Code switching: In communication, people tend to change their code depending on the person they talk to. They may change their language to another language if they speak with the person who are competence in the language different from their native language.


PSYCHOLINGUISTICS

Psycholinguistics (ilmu yg mempelajari tentang bagaimana hub manusia dgn pikiran) studies language production, language comprehension, and language acquisition. It studies language production in relation with the ability of human being in producing utterances or sentences to communicate to others.

Language acquisition refers to how children acquire their first language they are exposed to.
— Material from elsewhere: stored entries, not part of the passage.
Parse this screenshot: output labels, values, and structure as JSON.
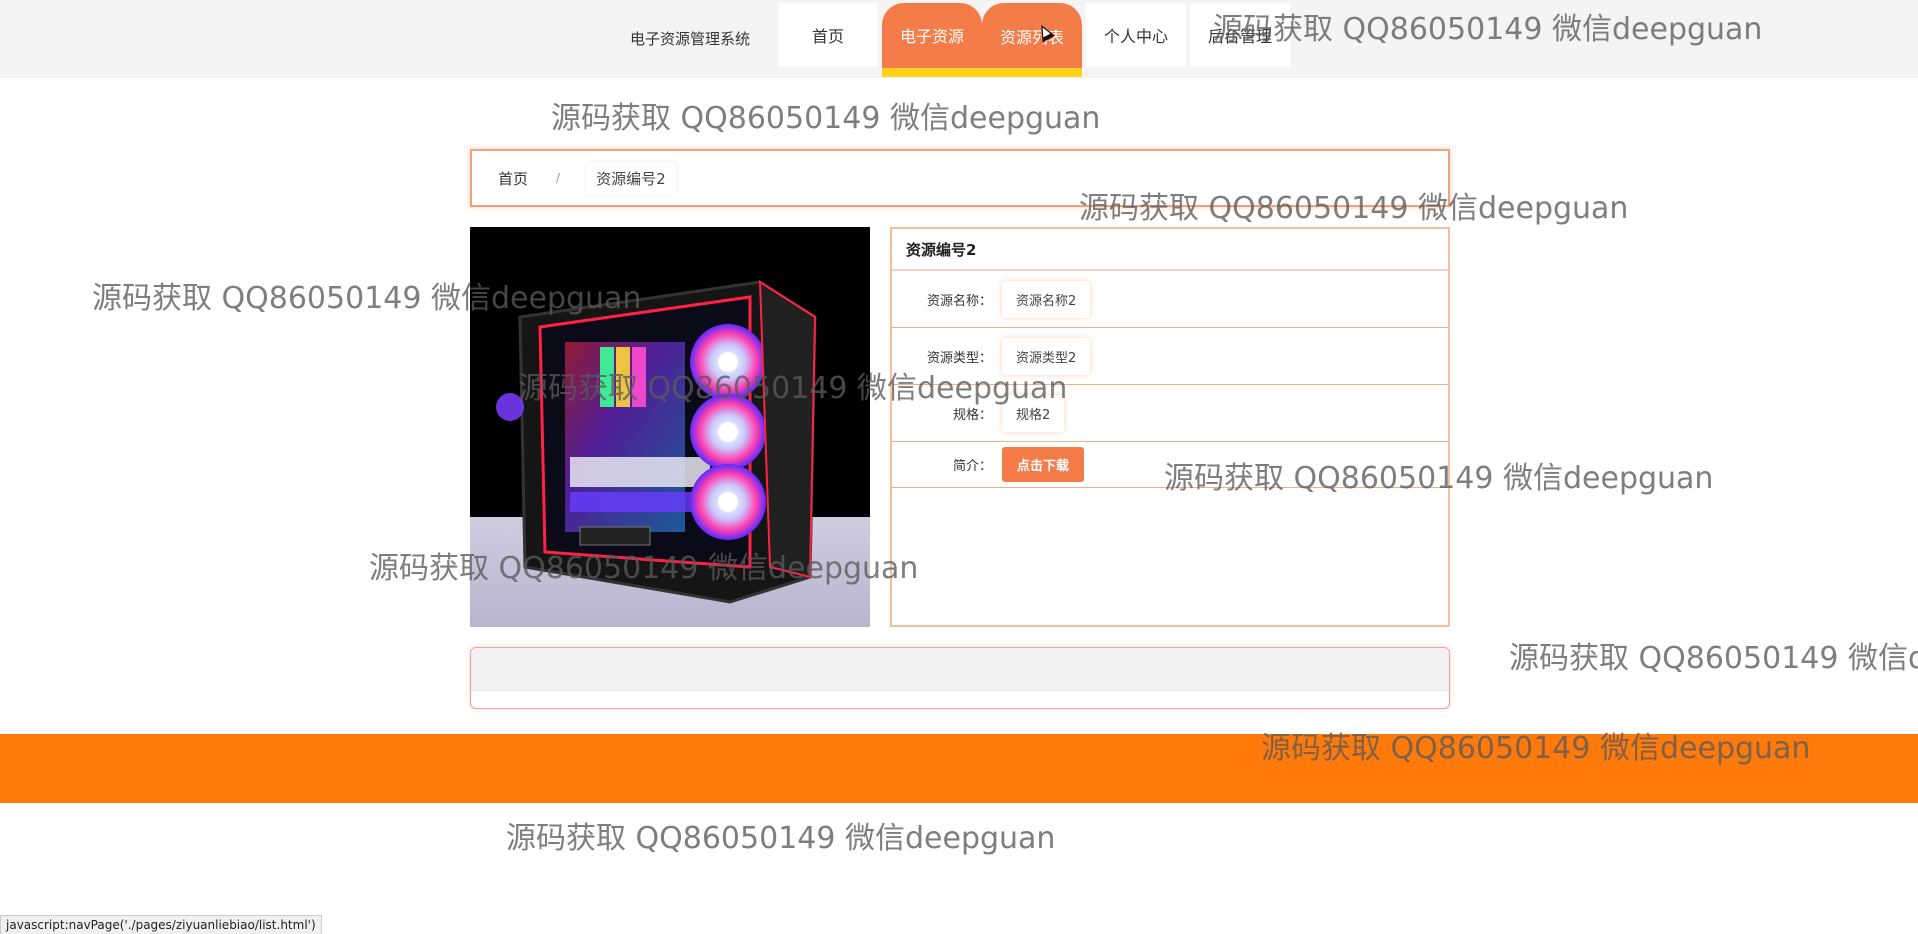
{
  "header": {
    "site_title": "电子资源管理系统",
    "nav": [
      {
        "label": "首页"
      },
      {
        "label": "电子资源"
      },
      {
        "label": "资源列表"
      },
      {
        "label": "个人中心"
      },
      {
        "label": "后台管理"
      }
    ]
  },
  "breadcrumb": {
    "home": "首页",
    "separator": "/",
    "current": "资源编号2"
  },
  "detail": {
    "title": "资源编号2",
    "fields": [
      {
        "label": "资源名称：",
        "value": "资源名称2"
      },
      {
        "label": "资源类型：",
        "value": "资源类型2"
      },
      {
        "label": "规格：",
        "value": "规格2"
      }
    ],
    "intro_label": "简介：",
    "download_label": "点击下载"
  },
  "watermark_text": "源码获取 QQ86050149 微信deepguan",
  "status_bar": {
    "url": "javascript:navPage('./pages/ziyuanliebiao/list.html')"
  },
  "colors": {
    "accent": "#f47c48",
    "footer": "#ff7a0a",
    "tab_underline": "#ffd21a"
  }
}
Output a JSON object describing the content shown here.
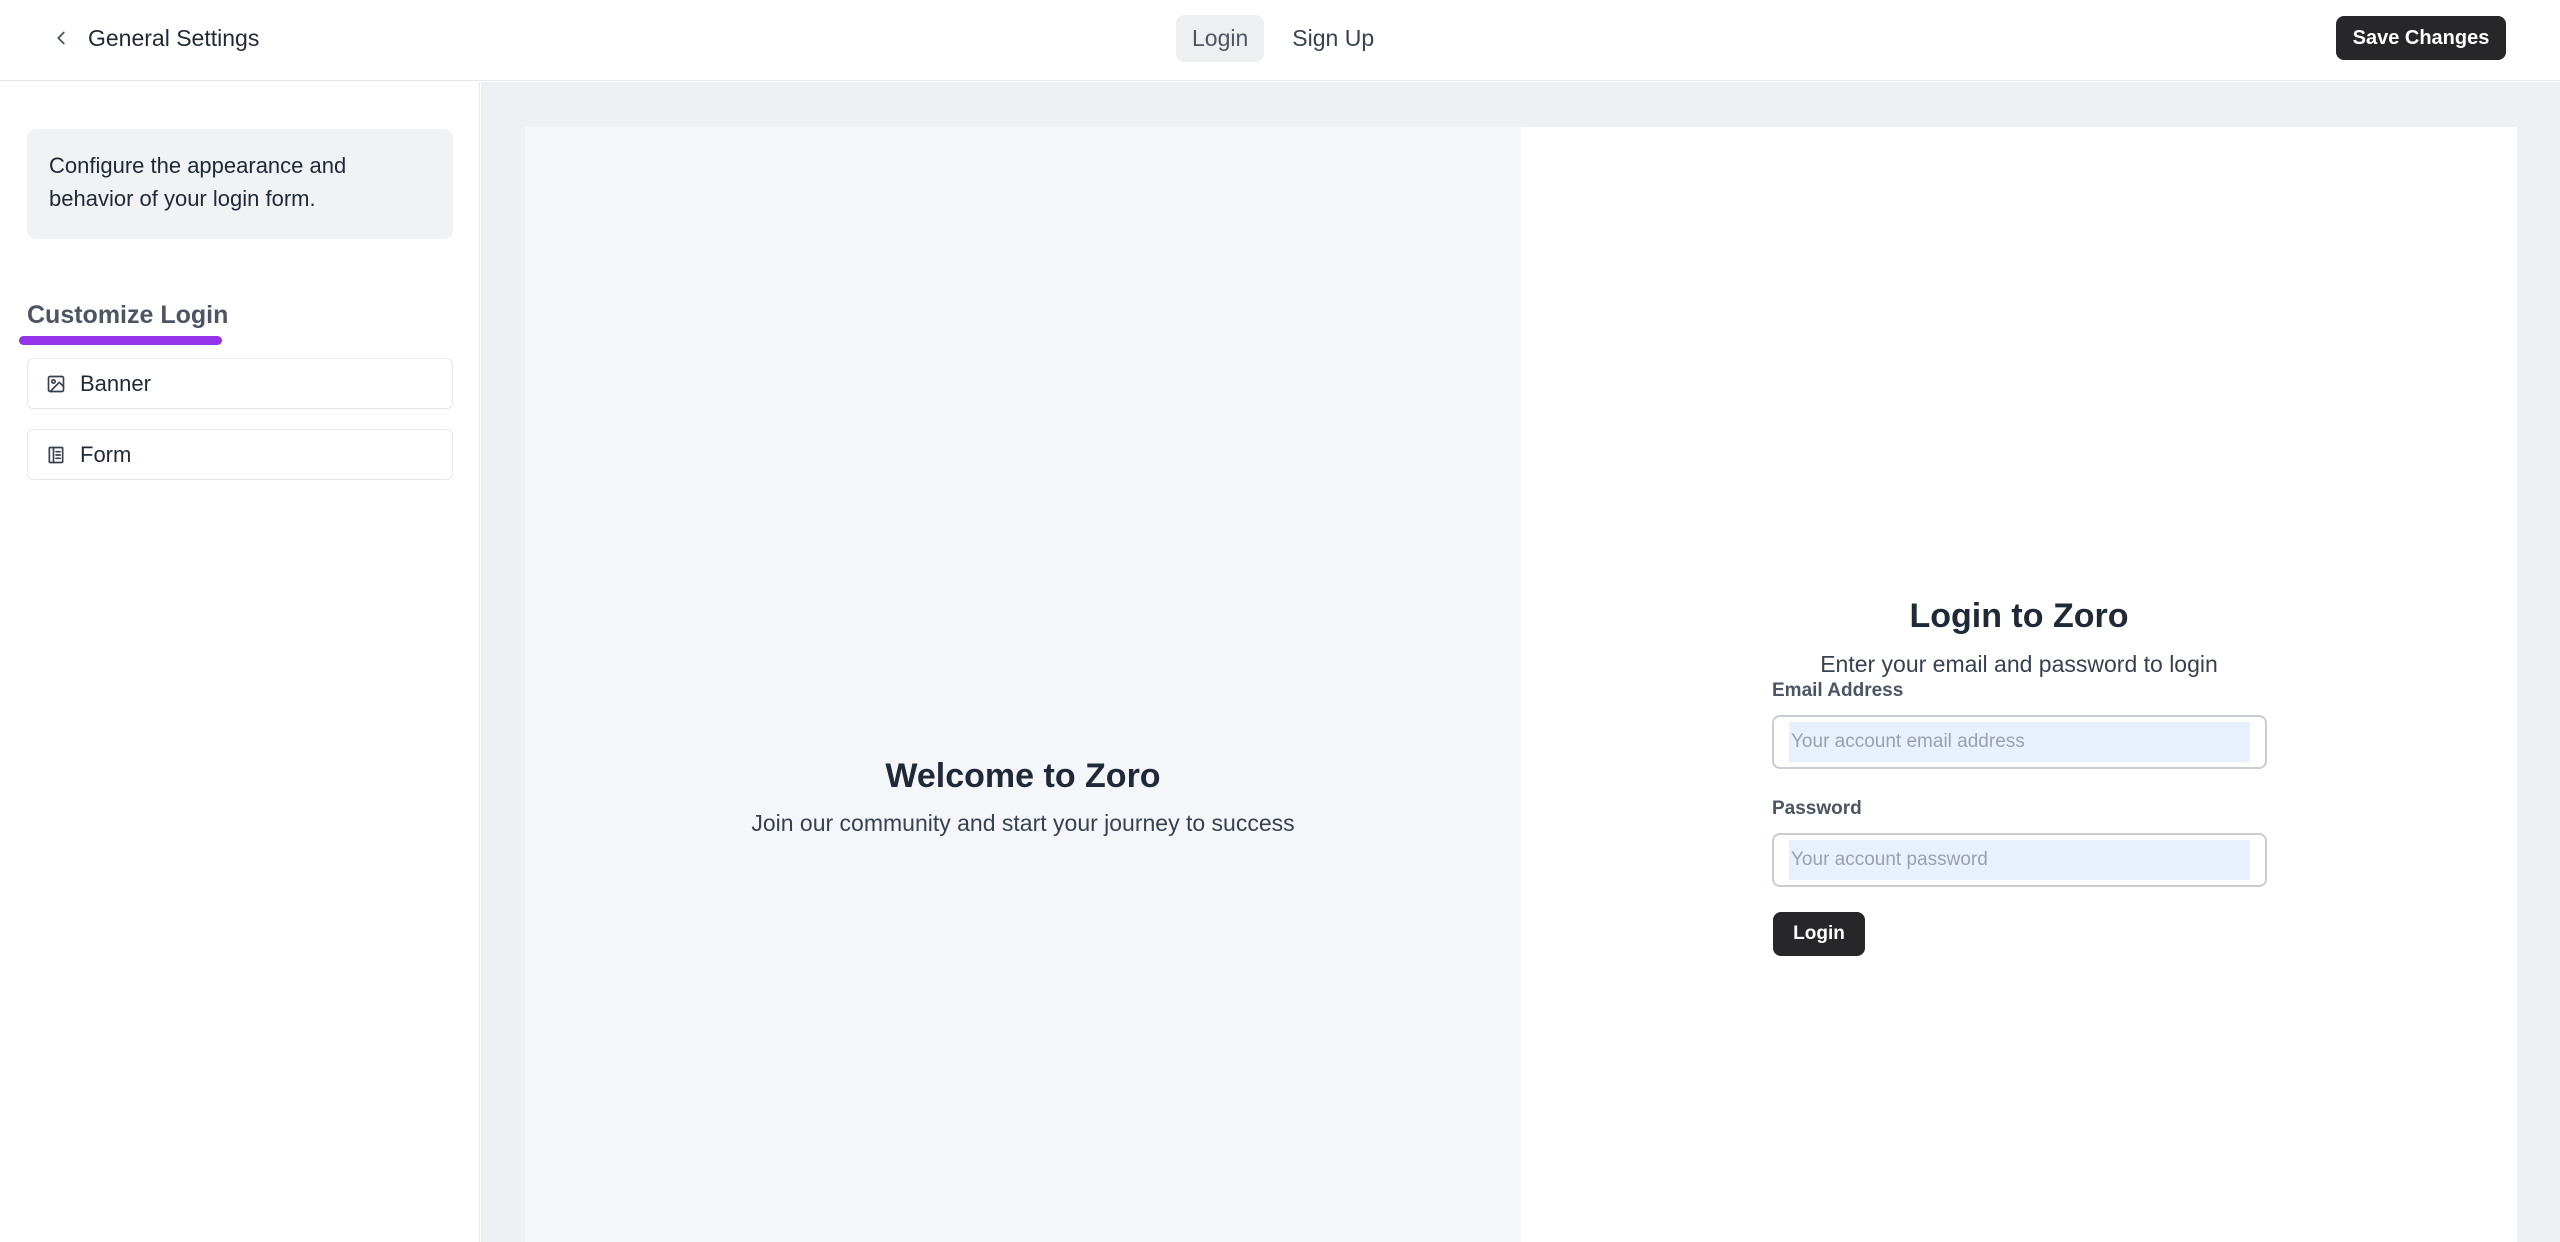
{
  "header": {
    "back_label": "General Settings",
    "tabs": [
      {
        "label": "Login",
        "active": true
      },
      {
        "label": "Sign Up",
        "active": false
      }
    ],
    "save_label": "Save Changes"
  },
  "sidebar": {
    "description": "Configure the appearance and behavior of your login form.",
    "section_title": "Customize Login",
    "items": [
      {
        "label": "Banner",
        "icon": "image-icon"
      },
      {
        "label": "Form",
        "icon": "form-icon"
      }
    ]
  },
  "preview": {
    "banner": {
      "title": "Welcome to Zoro",
      "subtitle": "Join our community and start your journey to success"
    },
    "form": {
      "title": "Login to Zoro",
      "subtitle": "Enter your email and password to login",
      "email_label": "Email Address",
      "email_placeholder": "Your account email address",
      "password_label": "Password",
      "password_placeholder": "Your account password",
      "submit_label": "Login"
    }
  },
  "colors": {
    "accent_underline": "#9333ea",
    "primary_button": "#27272a",
    "autofill_background": "#e8f0fe"
  }
}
3 theories concerning how children acquire language:
1.children acquiring language by imitation: children may acquire language through imitation, but this leads to a problem. They never produce the utterances that are exactly the same as the utterances produced by adults around them. For example, when the adult speaks mama, they will produce mama, but the language they listen to is not.

2.children Acquiring by reinforcement (penekanana/dukungan): people believe that children acquire language by reinforcement. Reinforcement helps them produce language. They get reinforcement from the adults when they produce correct form. This approach is not fully accepted.
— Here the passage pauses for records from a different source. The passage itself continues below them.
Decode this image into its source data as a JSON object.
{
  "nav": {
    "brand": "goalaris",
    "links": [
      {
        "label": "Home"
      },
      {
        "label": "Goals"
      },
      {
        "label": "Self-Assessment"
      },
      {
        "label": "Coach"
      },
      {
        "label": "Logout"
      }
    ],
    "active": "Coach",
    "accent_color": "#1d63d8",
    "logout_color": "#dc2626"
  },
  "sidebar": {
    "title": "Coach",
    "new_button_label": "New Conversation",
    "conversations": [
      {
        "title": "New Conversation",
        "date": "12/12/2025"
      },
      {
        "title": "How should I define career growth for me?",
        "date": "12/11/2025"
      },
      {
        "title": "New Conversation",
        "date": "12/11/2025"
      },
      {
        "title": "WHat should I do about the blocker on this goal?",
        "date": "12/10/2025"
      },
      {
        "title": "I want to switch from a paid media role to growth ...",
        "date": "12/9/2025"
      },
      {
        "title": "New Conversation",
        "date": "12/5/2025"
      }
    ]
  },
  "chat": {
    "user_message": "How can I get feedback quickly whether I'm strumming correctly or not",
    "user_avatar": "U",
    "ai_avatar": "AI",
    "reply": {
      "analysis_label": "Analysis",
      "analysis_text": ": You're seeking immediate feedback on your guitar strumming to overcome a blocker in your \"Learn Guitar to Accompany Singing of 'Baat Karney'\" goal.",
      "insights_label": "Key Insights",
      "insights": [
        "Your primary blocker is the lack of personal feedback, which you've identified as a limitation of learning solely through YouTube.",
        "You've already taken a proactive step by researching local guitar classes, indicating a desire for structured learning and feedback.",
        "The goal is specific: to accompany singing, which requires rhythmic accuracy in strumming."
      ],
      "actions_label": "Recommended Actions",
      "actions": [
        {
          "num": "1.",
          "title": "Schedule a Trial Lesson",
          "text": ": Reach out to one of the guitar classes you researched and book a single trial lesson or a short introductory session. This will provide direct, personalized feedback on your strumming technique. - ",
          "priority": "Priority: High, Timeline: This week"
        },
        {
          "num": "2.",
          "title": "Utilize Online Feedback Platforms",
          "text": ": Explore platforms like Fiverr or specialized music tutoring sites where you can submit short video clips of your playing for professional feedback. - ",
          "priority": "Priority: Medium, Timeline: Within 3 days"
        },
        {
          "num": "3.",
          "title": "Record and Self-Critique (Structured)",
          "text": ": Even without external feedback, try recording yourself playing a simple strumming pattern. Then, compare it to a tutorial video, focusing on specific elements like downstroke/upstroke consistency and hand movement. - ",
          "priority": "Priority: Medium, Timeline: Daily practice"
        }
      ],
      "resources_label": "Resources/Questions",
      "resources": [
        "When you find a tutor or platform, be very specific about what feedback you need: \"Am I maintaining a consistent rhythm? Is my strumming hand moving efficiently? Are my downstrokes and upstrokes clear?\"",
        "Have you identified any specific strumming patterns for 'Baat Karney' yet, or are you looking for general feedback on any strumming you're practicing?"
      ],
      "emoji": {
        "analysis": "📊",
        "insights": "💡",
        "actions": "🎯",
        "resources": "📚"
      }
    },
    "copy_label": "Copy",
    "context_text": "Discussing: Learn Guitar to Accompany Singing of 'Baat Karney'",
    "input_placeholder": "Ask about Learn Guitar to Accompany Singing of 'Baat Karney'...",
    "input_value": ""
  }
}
3.by analogy: For example, when the adult say “I painted a red barn”, children will say “I painted a blue barn”, or “I see a red barn”, or “I see a barn red”. However, this approach does not work since the last possible sentence is not accepted in English. The explanation shows that children construct their own language as the result of contacting with the adults. The way they construct their language can be characterized systematically. It means that they formulate grammatical rules from the simplest to the most complicated ones.
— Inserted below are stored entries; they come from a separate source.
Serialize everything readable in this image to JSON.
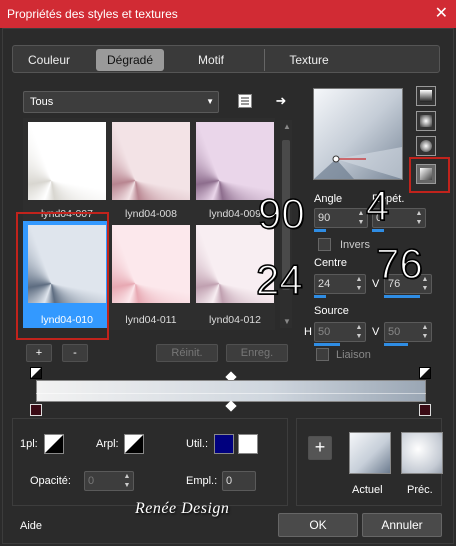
{
  "window": {
    "title": "Propriétés des styles et textures",
    "close_icon": "close-icon"
  },
  "tabs": [
    {
      "label": "Couleur",
      "selected": false
    },
    {
      "label": "Dégradé",
      "selected": true
    },
    {
      "label": "Motif",
      "selected": false
    },
    {
      "label": "Texture",
      "selected": false
    }
  ],
  "category": {
    "selected": "Tous"
  },
  "thumbnails": [
    {
      "label": "lynd04-007",
      "colors": [
        "#ffffff",
        "#d8d6d0"
      ]
    },
    {
      "label": "lynd04-008",
      "colors": [
        "#f3e3e6",
        "#b88590"
      ]
    },
    {
      "label": "lynd04-009",
      "colors": [
        "#ead6ea",
        "#8d6d8d"
      ]
    },
    {
      "label": "lynd04-010",
      "colors": [
        "#dfe5ed",
        "#5d6c80"
      ],
      "selected": true
    },
    {
      "label": "lynd04-011",
      "colors": [
        "#fce8ec",
        "#e7a8b2"
      ]
    },
    {
      "label": "lynd04-012",
      "colors": [
        "#f8eef2",
        "#c0a0b0"
      ]
    }
  ],
  "list_buttons": {
    "add": "+",
    "remove": "-",
    "reset": "Réinit.",
    "save": "Enreg."
  },
  "angle": {
    "label": "Angle",
    "value": "90",
    "annotation": "90"
  },
  "repeats": {
    "label": "Répét.",
    "value": "0",
    "annotation": "4"
  },
  "invert": {
    "label": "Invers",
    "checked": false
  },
  "centre": {
    "label": "Centre",
    "h": "24",
    "v": "76",
    "annotation_h": "24",
    "annotation_v": "76",
    "v_label": "V"
  },
  "source": {
    "label": "Source",
    "h_label": "H",
    "h": "50",
    "v_label": "V",
    "v": "50"
  },
  "link": {
    "label": "Liaison",
    "checked": false
  },
  "bottom": {
    "pl_label": "1pl:",
    "arpl_label": "Arpl:",
    "util_label": "Util.:",
    "util_colors": [
      "#00007e",
      "#ffffff"
    ],
    "opacity_label": "Opacité:",
    "opacity_value": "0",
    "empl_label": "Empl.:",
    "empl_value": "0"
  },
  "preview_labels": {
    "current": "Actuel",
    "previous": "Préc."
  },
  "footer": {
    "help": "Aide",
    "ok": "OK",
    "cancel": "Annuler",
    "watermark": "Renée Design"
  }
}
3 Stages in Language Acquisition: one word stage (single negative word, e.g.no,allgone), First sentence stage (negative word added to beginning of sentence, e.g.no want food), later sentence stage (negative element inserted between subject and predicate, e.g.He no bite you).

4 stages associated with ages: cooing stage (Gessel by 16 weeks), Babbling stage (Gessel by 28 weeks), One word stage (Gessel by 40 weeks), two word stage (Gessel by 18 months).

Language acquisition refers to the subconscious process of acquiring language. It means that when children acquire language they are not aware of the rules of applied in constructing sentences; even they are not aware of making errors.

Language learning refers to the process of conscious process of learning language. It is usually done in formal education with certain curriculum and syllabus, with certain materials, time and place, with certain teachers and instructions. Teachers correct their errors.

There are some factors that may influence the success of learning the second language. They are: age, and affective factors, i.e. motivation, self confidence, and anxiety.